Shaders GLSL: l’art génératif en temps réel de Marc

Puis elles installent une projection vidéo en boucle dans une salle noire, vendent un billet majoré et présentent le tout comme une expérience participative. Le paradoxe est connu: plus l’œuvre est techniquement complexe, plus son discours public devient vague.

Le code GLSL permet pourtant de regarder l’art numérique autrement. Ici, pas de modèle 3D importé, pas de texture achetée dans une banque d’images, pas nécessairement de moteur lourd dissimulé derrière une interface spectaculaire. Un programme calcule la couleur de chaque pixel, en temps réel, directement sur le processeur graphique. La forme n’est plus un objet préparé à l’avance: elle devient le résultat visible d’une suite d’instructions, de fonctions mathématiques et de variables qui évoluent.

C’est dans cette zone que s’inscrit la pratique attribuée à Marc: non pas comme une démonstration de virtuosité technologique à admirer béatement, mais comme un cas révélateur de ce que le code créatif peut déplacer dans l’art génératif. Que reste-t-il de l’auteur lorsque l’image n’est jamais exactement la même? Qui possède une œuvre dont la matière est une formule? Et pourquoi les institutions célèbrent-elles l’innovation tout en continuant à rémunérer principalement l’objet fini?

Le GPU ne « diffuse » pas une image: il la calcule

Dans le rendu traditionnel, l’image est souvent construite à partir d’éléments identifiables: maillages 3D, matériaux, lumières, textures, caméras. Un logiciel assemble ces composants et produit une image. La chaîne de fabrication peut être sophistiquée, mais elle repose sur une logique familière: on modélise quelque chose, puis on le rend visible.

L’art des shaders GLSL fonctionne selon une économie différente. Dans une approche pure, la scène peut être générée à partir de deux triangles formant un simple rectangle sur l’écran. Ce rectangle ne représente ni une sculpture, ni un décor, ni un personnage. Il sert de canevas. Le programme s’exécute ensuite sur les fragments — autrement dit, sur les zones de pixels à colorer — et détermine la teinte, la luminosité et l’opacité de chacun.

Un fragment shader est donc un programme écrit en GLSL, un langage proche du C, exécuté en parallèle sur le GPU. Son rôle est précis: calculer l’apparence de chaque pixel affiché. Cette définition paraît froide, presque comptable. Elle décrit pourtant un basculement esthétique majeur. Dans ce système, la matière visuelle n’est pas stockée dans une image: elle est produite au moment même où elle est regardée.

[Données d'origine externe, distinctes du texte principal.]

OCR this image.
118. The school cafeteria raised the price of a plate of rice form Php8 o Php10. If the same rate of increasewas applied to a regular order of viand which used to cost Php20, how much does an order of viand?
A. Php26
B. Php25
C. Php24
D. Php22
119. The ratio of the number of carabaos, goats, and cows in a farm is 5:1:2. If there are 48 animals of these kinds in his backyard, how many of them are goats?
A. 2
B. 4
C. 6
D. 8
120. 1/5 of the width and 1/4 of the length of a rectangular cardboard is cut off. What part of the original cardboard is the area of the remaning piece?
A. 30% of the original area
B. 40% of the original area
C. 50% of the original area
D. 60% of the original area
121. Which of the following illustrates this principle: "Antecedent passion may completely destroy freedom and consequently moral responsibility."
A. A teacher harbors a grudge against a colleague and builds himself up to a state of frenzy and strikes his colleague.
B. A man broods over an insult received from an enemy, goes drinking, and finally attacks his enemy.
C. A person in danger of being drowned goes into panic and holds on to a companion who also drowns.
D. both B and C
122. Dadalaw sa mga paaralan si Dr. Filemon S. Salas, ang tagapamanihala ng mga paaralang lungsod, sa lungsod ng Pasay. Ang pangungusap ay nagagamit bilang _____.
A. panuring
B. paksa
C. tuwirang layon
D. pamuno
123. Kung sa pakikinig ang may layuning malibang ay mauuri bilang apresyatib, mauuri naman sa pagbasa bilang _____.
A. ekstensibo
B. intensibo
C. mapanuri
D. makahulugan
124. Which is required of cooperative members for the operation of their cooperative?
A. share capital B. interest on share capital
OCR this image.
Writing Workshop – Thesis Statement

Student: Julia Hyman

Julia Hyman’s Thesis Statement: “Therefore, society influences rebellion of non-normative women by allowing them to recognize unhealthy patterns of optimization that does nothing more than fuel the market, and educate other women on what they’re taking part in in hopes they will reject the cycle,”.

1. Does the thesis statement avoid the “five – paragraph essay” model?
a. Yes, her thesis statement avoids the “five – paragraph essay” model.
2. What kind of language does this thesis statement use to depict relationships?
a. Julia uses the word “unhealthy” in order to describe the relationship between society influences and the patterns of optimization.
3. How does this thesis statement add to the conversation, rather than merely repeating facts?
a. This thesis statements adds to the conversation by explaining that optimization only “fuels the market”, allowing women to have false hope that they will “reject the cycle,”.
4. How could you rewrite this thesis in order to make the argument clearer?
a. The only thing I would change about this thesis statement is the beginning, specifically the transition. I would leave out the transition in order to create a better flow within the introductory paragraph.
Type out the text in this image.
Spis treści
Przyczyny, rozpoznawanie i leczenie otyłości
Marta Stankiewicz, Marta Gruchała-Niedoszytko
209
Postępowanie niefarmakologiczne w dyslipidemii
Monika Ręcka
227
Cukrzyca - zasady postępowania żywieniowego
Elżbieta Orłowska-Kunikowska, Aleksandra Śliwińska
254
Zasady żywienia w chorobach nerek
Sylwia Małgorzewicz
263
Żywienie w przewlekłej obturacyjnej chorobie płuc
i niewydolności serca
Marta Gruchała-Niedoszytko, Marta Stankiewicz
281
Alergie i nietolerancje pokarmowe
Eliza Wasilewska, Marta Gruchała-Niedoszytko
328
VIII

La différence n’est pas qu’une affaire de performance. Elle transforme la relation entre l’artiste et l’œuvre. Dans une image fixe, le geste aboutit à un fichier ou à une impression. Dans un shader, le geste peut consister à organiser des relations: une distance, une rotation, un bruit, une vitesse, une répétition. L’artiste ne dessine pas nécessairement une forme; il définit les conditions dans lesquelles une forme apparaît.

Le temps devient alors une donnée artistique à part entière. Le shader reçoit des variables d’entrée, appelées uniformes, parmi lesquelles peut figurer le temps. Celui-ci modifie progressivement les coordonnées, les couleurs, les volumes ou les mouvements. L’animation n’est pas une série d’images montées les unes après les autres: elle est le déploiement continu d’une fonction.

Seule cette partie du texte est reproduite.